The Tax Implications of Joint Bank Accounts

Joint accounts are basically regular bank accounts that are opened so that all the individuals who hold the account can enjoy equal benefits when it comes to deposits and withdrawals. However, joint accounts have a primary account holder and the other/s are considered as secondary account holders. The bank must be properly instructed about the primary and secondary holders so that they can be clearly identified.

Joint accounts offer several benefits. For instance, in case a married couple intends to buy an asset, like a house or a property together, the first step would be to start a joint account. Doing so will mean that the purchase deed of the house will have both names on it, and both, the husband as well as the wife can claim EMI deductions when filing their taxes. Another major benefit is that if one of the account holders passes away, the survivor shall automatically gain full control of the account and there will be no requirement of a legal document such as a will.

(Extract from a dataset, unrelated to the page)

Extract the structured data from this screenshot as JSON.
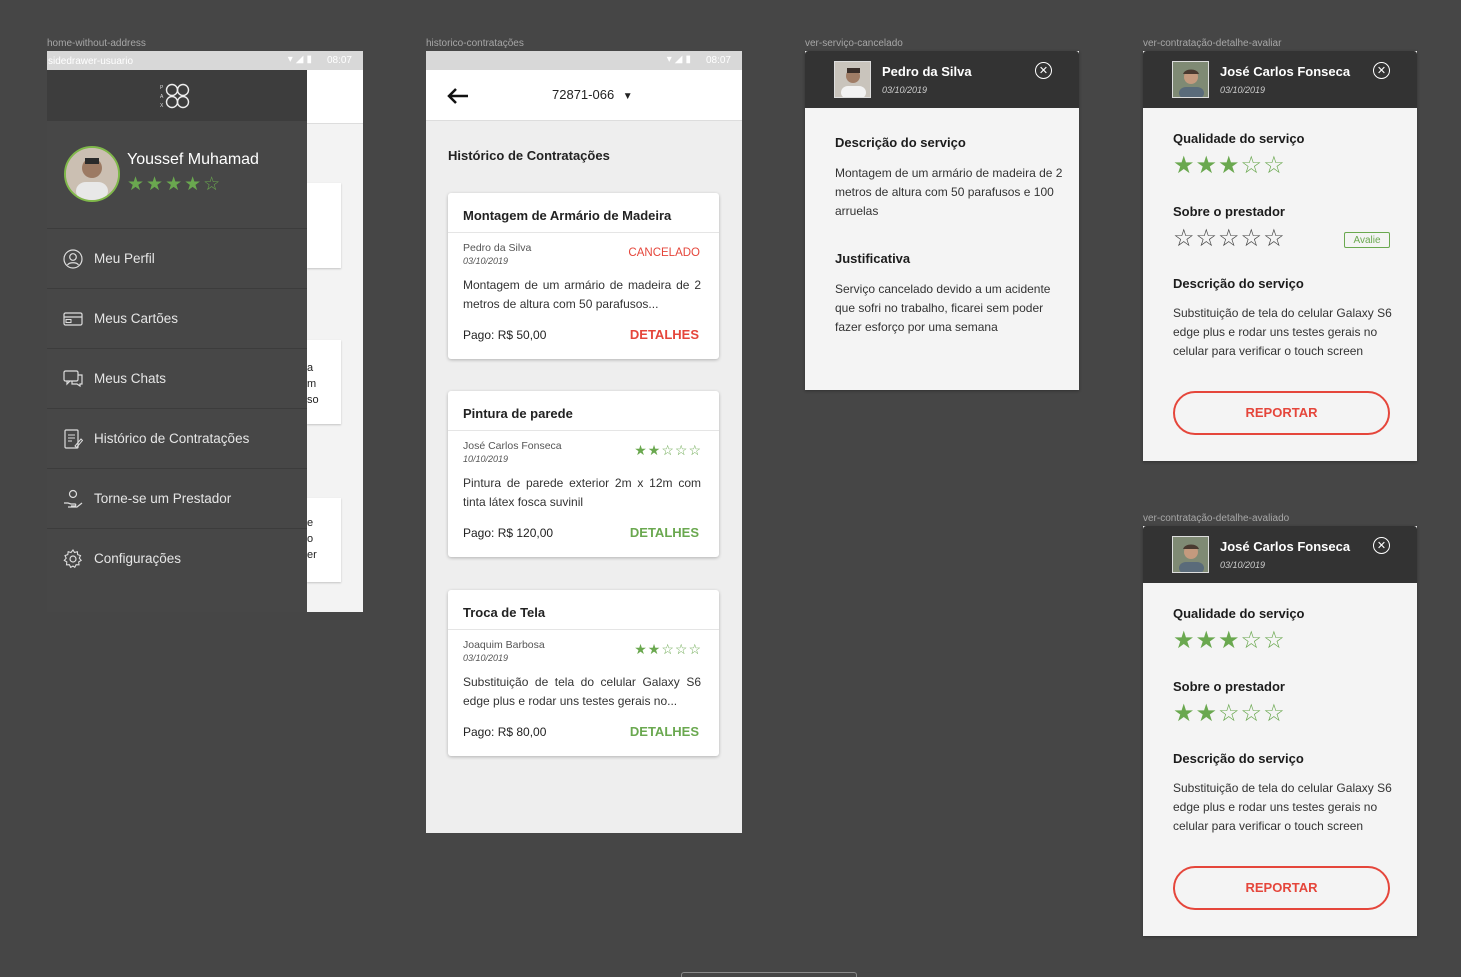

Limitations of Joint Accounts

Joint accounts do come with their share of limitations. For instance, while both account holders can withdraw money from the account, they cannot create bills of exchange or even overdraw. Therefore, joint accounts are great only when the account holders share utmost trust among each other.

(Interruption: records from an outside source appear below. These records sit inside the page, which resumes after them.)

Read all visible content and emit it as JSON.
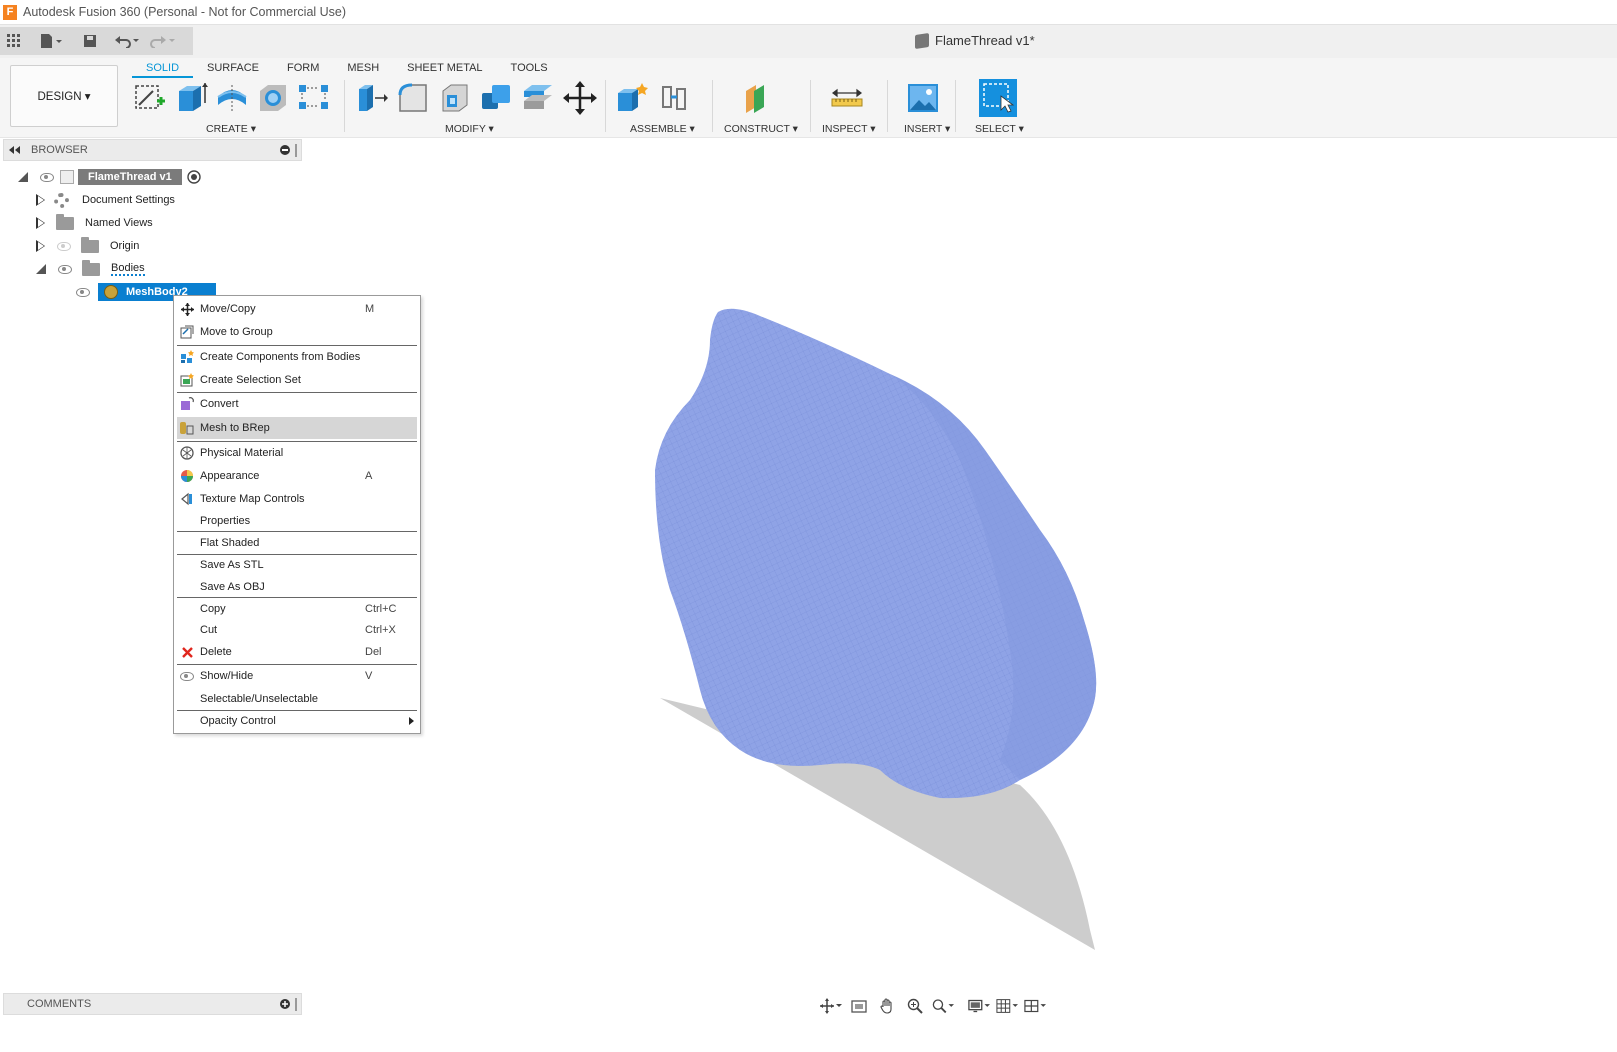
{
  "window": {
    "title": "Autodesk Fusion 360 (Personal - Not for Commercial Use)",
    "logo_letter": "F"
  },
  "document": {
    "tab_title": "FlameThread v1*"
  },
  "workspace": {
    "label": "DESIGN ▾"
  },
  "tabs": [
    {
      "label": "SOLID",
      "active": true
    },
    {
      "label": "SURFACE",
      "active": false
    },
    {
      "label": "FORM",
      "active": false
    },
    {
      "label": "MESH",
      "active": false
    },
    {
      "label": "SHEET METAL",
      "active": false
    },
    {
      "label": "TOOLS",
      "active": false
    }
  ],
  "groups": {
    "create": "CREATE ▾",
    "modify": "MODIFY ▾",
    "assemble": "ASSEMBLE ▾",
    "construct": "CONSTRUCT ▾",
    "inspect": "INSPECT ▾",
    "insert": "INSERT ▾",
    "select": "SELECT ▾"
  },
  "browser": {
    "title": "BROWSER",
    "root": "FlameThread v1",
    "items": {
      "document_settings": "Document Settings",
      "named_views": "Named Views",
      "origin": "Origin",
      "bodies": "Bodies",
      "mesh_body": "MeshBody2"
    }
  },
  "context_menu": {
    "items": [
      {
        "label": "Move/Copy",
        "shortcut": "M",
        "icon": "move-icon"
      },
      {
        "label": "Move to Group",
        "shortcut": "",
        "icon": "move-to-group-icon"
      },
      {
        "label": "Create Components from Bodies",
        "shortcut": "",
        "icon": "components-icon"
      },
      {
        "label": "Create Selection Set",
        "shortcut": "",
        "icon": "selection-set-icon"
      },
      {
        "label": "Convert",
        "shortcut": "",
        "icon": "convert-icon"
      },
      {
        "label": "Mesh to BRep",
        "shortcut": "",
        "icon": "mesh-to-brep-icon",
        "highlighted": true
      },
      {
        "label": "Physical Material",
        "shortcut": "",
        "icon": "physical-material-icon"
      },
      {
        "label": "Appearance",
        "shortcut": "A",
        "icon": "appearance-icon"
      },
      {
        "label": "Texture Map Controls",
        "shortcut": "",
        "icon": "texture-map-icon"
      },
      {
        "label": "Properties",
        "shortcut": ""
      },
      {
        "label": "Flat Shaded",
        "shortcut": ""
      },
      {
        "label": "Save As STL",
        "shortcut": ""
      },
      {
        "label": "Save As OBJ",
        "shortcut": ""
      },
      {
        "label": "Copy",
        "shortcut": "Ctrl+C"
      },
      {
        "label": "Cut",
        "shortcut": "Ctrl+X"
      },
      {
        "label": "Delete",
        "shortcut": "Del",
        "icon": "delete-icon"
      },
      {
        "label": "Show/Hide",
        "shortcut": "V",
        "icon": "eye-icon"
      },
      {
        "label": "Selectable/Unselectable",
        "shortcut": ""
      },
      {
        "label": "Opacity Control",
        "shortcut": ""
      }
    ]
  },
  "comments": {
    "title": "COMMENTS"
  },
  "colors": {
    "accent": "#0696d7",
    "mesh_body": "#8fa3e6",
    "selected_item": "#0a7fd0",
    "menu_highlight": "#d6d6d6",
    "shadow": "#cfcfcf"
  }
}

Another major problem with joint accounts is that the kind of credit histories of each account holder will be different from the other. For instance, if the credit history of one account holder is poor, it will reflect badly even on the other account holder. All credit-funded expenses and transactions carried out via joint accounts should be repaid on time to avoid poor credit scores.

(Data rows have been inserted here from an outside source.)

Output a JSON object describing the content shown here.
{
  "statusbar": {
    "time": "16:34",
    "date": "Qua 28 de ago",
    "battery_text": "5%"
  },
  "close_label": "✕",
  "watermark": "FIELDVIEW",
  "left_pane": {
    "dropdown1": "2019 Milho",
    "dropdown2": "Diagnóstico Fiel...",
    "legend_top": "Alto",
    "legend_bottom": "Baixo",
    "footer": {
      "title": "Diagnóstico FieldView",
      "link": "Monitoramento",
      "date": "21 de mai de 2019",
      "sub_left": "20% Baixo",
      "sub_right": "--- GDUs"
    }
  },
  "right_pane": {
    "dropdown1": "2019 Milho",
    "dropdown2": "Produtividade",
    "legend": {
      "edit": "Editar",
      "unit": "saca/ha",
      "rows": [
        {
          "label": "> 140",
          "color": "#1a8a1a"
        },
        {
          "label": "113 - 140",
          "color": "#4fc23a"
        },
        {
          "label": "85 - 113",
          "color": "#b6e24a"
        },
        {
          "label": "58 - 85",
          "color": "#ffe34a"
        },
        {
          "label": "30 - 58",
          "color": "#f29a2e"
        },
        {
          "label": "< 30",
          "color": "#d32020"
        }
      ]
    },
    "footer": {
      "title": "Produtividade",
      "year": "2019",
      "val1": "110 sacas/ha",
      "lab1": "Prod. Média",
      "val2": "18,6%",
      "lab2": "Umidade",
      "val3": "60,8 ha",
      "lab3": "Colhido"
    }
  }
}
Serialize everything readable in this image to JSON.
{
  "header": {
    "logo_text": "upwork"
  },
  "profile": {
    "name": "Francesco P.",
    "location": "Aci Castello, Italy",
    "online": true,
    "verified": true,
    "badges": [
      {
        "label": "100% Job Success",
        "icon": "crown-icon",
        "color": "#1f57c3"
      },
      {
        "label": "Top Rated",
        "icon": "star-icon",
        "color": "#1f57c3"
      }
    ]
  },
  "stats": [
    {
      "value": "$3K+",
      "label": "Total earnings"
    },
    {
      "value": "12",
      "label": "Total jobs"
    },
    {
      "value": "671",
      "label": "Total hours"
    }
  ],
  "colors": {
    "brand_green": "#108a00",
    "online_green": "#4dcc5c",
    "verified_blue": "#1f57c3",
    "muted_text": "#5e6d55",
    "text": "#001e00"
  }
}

It is essential to exercise caution when selecting the primary/secondary account holder. In case your joint account and an FD from the same bank are inter-linked and the interest you earn on it is in excess of Rs.10,000 per year, TDS will be deducted by the bank in the primary account holder’s name. The secondary account holder will not have any deduction in his/her name.

In case two relatives open a joint account, and money is withdrawn by one of them, the amount withdrawn shall be regarded as a gift to the relative, and considering that gifts received from relatives is exempt from tax, the recipient will not be charged any tax. Even if joint accounts are opened by two people who are not related, like business partners, no tax will be applicable on withdrawals to the extent of Rs.50,000. But there will be tax on any amount in excess of Rs.50,000, and the person subject to tax will be the recipient of the amount.